In the past, the county has not pretreated roads. Last winter, the Blount County Highway Department tested a calcium pretreatment on a few main county roads. Tuesday's snowfall was the first time the county prepared for the snow with the treatment.
"We're getting close to probably around 7,000-8,000 gallons of calcium, which is a lot, especially for Blount County," Highway Department Superintendent Jeff Headrick said. "We've been able since 1 p.m. yesterday to pretreat a lot of roads that have probably never been pretreated before."
Department supervisors said the difference in the pretreatment was clear.
"Normally this road right here would be completely covered, I mean covered in ice," Scott White said as he drove his plow along Dotson Memorial Road. "This is what the calcium does to it. It breaks it up to where you can get it off with the plow. Most the time, you couldn't do it."

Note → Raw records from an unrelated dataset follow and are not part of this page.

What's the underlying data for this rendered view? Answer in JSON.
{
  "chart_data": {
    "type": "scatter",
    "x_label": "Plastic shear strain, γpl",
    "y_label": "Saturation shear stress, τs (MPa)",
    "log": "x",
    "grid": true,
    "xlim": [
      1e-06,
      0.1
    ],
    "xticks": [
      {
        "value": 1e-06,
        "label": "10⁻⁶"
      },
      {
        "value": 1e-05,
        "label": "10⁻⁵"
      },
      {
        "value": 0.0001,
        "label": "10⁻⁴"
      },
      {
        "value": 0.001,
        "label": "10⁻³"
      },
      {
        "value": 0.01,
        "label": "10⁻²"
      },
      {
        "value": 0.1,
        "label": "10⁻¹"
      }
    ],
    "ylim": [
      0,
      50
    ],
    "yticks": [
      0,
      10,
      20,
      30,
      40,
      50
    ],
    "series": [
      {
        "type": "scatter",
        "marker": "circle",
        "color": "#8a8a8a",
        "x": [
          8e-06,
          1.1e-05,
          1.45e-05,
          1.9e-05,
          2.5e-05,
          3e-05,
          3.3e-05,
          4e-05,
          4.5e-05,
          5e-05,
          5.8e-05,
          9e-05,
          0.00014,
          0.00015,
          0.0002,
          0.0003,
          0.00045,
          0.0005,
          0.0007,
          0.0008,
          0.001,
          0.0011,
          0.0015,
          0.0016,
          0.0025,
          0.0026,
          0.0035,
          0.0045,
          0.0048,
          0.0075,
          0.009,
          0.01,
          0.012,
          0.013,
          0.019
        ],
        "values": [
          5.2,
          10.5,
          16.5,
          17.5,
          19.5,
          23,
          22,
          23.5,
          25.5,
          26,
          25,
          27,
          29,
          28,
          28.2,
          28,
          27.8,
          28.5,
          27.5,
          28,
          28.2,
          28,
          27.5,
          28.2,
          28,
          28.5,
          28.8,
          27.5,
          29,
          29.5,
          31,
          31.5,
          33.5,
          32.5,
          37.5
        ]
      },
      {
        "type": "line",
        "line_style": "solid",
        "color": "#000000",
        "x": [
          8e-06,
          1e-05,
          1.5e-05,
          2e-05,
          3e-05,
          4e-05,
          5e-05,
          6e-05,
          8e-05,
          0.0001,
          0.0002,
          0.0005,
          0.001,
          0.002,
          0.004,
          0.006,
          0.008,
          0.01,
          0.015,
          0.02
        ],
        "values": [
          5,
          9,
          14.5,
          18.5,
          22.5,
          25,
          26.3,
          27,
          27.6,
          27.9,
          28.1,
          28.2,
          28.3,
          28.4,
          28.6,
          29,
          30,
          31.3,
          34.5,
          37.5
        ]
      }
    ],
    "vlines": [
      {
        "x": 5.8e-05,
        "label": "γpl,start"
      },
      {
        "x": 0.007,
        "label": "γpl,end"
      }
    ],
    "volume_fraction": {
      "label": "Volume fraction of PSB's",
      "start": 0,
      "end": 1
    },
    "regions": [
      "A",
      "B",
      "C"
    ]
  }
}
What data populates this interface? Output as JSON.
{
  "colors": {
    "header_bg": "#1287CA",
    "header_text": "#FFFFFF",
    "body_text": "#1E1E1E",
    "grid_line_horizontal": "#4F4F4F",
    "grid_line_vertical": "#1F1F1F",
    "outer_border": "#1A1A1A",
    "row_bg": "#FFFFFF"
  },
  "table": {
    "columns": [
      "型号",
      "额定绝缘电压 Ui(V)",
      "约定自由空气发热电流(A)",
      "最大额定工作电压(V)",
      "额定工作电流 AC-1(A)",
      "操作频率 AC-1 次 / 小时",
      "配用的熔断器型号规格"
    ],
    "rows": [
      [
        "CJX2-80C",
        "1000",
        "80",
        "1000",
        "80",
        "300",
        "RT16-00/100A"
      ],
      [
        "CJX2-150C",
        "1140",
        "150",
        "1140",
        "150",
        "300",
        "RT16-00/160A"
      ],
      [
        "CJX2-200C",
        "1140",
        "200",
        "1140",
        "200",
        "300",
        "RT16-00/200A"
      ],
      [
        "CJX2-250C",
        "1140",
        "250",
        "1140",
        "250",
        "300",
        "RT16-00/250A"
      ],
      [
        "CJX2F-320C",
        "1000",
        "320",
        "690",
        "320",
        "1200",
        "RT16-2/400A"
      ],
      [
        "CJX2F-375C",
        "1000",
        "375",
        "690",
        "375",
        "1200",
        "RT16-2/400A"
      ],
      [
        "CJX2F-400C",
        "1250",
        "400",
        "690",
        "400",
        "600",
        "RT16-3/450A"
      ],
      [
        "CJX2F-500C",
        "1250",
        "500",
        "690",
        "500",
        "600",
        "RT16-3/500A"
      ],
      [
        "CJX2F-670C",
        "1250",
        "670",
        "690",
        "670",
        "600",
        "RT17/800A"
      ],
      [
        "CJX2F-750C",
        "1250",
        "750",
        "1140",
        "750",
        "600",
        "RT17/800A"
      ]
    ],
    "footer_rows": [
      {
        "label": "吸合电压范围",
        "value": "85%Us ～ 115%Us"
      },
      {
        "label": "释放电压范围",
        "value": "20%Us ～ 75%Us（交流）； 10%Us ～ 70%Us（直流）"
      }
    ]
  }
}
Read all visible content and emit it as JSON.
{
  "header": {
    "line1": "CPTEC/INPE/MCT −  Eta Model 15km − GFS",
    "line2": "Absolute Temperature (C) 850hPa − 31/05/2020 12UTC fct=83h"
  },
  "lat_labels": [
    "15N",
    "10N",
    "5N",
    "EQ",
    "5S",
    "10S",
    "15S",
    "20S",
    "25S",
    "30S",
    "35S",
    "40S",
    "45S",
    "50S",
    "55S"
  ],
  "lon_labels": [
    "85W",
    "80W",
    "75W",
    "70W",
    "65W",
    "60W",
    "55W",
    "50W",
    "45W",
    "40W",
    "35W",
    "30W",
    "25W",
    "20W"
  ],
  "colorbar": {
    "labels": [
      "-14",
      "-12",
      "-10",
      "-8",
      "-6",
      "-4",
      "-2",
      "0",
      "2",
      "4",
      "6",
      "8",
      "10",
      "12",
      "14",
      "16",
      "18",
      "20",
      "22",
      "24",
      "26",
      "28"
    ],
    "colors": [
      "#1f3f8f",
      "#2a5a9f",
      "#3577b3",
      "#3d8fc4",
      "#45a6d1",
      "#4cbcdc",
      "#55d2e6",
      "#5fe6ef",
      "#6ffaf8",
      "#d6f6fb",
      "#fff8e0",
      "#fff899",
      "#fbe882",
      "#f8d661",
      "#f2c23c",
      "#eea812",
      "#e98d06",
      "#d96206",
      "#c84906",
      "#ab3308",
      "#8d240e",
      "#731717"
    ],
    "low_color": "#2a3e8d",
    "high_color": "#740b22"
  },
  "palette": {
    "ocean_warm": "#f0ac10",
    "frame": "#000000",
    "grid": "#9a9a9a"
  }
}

White said the calcium treatment allowed crews to keep county roads safer for longer.
"It's starting to freeze back and turn to slush. There'll be a certain window when we'll not be able to get it off the road, but all in all, they're in great shape compared to what they usually are," White said.
While TDOT is responsible for the state highways through Blount County, the county highway department is still responsible for more than 830 miles of roads.
Headrick said despite the thorough treatment, the bitter temperatures and steep terrain continue to cause problems for the department.
Roads in the county along Chilhowee Mountain including Montvale Road, Butterfly Gap Road and Happy Valley Road have steep grades with numerous narrow switchbacks.
"You've got anywhere from 14 to 18-percent grades, not a whole lot of shoulder, which doesn't leave a lot of room for error," Headrick said. "Not a lot of places where you can even put a guardrail, and they're narrow. Some are 18 feet or less."
The Blount County Highway Department switched from treating with calcium to using salt and plows once the snow started falling around 2 p.m. Tuesday. Headrick says the crews worked until around 9:30 p.m. and would resume salting and plowing again at daylight on Wednesday.